For arm symptoms: Upper Limb Tension Test
  1. Pull your shoulder blades down and back.
  2. Raise one arm out to the side with the elbow bent at a right angle. 
  3. Next, rotate the palm up then begin straightening the elbow, wrist and fingers. The combination of these joint movements places the nerves that exit the spine at the neck on stretch. 
  4. Tilt your head away from the arm being tested to stretch the nerves even more. Tilt the opposite way to put the nerves on “slack.” Slack is placed on the tissue by bending the wrist/fingers. Pain in the arm with neck or wrist motion would indicate the presence of nerve tension.

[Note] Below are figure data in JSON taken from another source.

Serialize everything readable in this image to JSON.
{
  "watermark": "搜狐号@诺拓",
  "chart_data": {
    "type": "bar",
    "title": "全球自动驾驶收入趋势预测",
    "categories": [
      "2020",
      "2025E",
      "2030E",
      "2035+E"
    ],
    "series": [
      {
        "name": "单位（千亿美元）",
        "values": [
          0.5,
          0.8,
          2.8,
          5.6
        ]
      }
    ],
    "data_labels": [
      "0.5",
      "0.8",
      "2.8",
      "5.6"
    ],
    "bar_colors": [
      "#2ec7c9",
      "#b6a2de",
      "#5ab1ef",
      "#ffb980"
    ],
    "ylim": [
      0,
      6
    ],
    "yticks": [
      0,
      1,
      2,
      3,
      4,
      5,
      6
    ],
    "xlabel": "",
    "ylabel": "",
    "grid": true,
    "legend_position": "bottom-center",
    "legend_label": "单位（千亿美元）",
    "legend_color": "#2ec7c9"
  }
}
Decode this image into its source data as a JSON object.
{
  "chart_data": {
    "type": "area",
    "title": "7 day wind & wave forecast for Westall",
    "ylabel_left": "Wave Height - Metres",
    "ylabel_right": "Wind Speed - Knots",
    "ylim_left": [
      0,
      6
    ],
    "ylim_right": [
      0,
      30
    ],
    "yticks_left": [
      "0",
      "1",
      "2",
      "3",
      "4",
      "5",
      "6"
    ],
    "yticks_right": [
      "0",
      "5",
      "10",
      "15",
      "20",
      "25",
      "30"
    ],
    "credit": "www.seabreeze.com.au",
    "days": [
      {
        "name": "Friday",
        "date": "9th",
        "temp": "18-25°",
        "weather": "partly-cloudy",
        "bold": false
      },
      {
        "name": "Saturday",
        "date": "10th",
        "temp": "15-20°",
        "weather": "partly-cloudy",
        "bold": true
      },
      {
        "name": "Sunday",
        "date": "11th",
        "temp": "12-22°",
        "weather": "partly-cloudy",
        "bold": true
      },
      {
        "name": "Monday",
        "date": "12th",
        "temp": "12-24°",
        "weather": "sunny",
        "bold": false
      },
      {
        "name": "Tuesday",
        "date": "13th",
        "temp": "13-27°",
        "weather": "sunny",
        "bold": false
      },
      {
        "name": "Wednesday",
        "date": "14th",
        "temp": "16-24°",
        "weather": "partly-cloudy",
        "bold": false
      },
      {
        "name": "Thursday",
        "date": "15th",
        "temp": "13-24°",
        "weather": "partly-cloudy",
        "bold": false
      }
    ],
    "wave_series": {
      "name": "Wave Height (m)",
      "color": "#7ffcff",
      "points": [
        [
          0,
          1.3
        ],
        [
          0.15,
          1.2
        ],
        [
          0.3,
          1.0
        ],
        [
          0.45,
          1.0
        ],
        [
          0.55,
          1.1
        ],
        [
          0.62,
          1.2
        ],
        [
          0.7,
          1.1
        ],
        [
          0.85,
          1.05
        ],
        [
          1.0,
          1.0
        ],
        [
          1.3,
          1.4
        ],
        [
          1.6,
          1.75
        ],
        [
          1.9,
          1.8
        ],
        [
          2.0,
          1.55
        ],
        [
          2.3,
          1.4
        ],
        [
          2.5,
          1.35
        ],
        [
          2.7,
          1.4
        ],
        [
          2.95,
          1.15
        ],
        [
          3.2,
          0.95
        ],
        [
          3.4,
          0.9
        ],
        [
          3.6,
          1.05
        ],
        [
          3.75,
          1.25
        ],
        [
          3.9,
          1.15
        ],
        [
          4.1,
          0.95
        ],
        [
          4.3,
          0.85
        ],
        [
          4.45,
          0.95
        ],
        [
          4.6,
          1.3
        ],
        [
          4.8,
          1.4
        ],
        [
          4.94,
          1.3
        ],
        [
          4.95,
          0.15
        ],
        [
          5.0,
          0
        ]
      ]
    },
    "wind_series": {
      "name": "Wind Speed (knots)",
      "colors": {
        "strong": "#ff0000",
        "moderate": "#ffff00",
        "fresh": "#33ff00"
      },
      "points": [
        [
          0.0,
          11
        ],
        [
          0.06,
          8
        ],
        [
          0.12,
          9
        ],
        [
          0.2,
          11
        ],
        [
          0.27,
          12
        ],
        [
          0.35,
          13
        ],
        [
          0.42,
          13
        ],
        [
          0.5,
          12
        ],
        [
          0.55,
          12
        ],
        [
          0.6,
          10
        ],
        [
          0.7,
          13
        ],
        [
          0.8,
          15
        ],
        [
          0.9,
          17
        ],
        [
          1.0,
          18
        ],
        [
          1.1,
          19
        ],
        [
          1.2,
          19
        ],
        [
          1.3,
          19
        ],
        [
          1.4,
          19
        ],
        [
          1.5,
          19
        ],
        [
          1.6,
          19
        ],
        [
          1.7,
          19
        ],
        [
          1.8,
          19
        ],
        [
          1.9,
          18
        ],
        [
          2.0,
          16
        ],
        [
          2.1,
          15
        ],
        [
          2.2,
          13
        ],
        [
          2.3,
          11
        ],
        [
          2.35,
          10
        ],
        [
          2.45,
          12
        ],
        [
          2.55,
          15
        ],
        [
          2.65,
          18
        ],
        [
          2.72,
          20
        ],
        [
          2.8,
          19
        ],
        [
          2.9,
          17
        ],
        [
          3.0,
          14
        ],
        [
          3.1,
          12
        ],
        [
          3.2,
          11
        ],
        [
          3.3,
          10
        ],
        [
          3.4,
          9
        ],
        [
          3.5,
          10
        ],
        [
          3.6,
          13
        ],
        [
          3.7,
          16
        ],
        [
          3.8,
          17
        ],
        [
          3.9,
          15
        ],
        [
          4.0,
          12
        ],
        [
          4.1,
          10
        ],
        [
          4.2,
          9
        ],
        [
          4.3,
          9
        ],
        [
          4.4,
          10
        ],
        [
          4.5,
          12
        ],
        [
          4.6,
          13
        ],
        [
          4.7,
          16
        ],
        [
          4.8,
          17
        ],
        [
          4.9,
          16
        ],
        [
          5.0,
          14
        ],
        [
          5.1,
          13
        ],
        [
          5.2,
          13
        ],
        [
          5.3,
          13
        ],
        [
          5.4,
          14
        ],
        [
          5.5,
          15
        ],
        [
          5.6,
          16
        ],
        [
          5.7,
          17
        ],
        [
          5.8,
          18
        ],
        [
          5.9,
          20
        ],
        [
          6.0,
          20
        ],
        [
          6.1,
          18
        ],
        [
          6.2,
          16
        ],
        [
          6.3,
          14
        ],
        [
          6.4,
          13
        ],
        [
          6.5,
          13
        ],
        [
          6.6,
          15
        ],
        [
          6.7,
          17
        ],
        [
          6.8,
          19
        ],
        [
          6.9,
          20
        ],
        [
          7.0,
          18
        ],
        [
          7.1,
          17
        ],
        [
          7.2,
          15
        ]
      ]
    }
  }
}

If you try either of these tests and feel nerve tension after the first few steps, no need to sound alarms quite yet! It’s normal to experience a degree of nerve tension: you’re putting the nerves that pass from your spinal cord down the leg or arm in their most stretched position. This sensation can sometimes be confused with muscle tightness or trigger point tenderness. If you’re experiencing tightness in your limbs and it’s accompanied by other nerve symptoms, specific muscle stretches may not alleviate your discomfort.

If you have nerve symptoms that aren’t going away, consider making an appointment with your physical therapist to help improve your neurodynamics!

References:

1. Dutton, Mark. “Neurodynamic Mobility and Mobilizations: Chapter 11.” Dutton's Orthopedic Examination, Evaluation, and Intervention, edited by Joe Morita and and Brian Kearns 3rd ed., McGraw-Hill, 2012, p. 406.

2. Dutton, Mark. “Improving Range of Motion: Chapter 13.” Dutton's Orthopedic Examination, Evaluation, and Intervention, edited by Joe Morita and and Brian Kearns 3rd ed., McGraw-Hill, 2012, p. 444.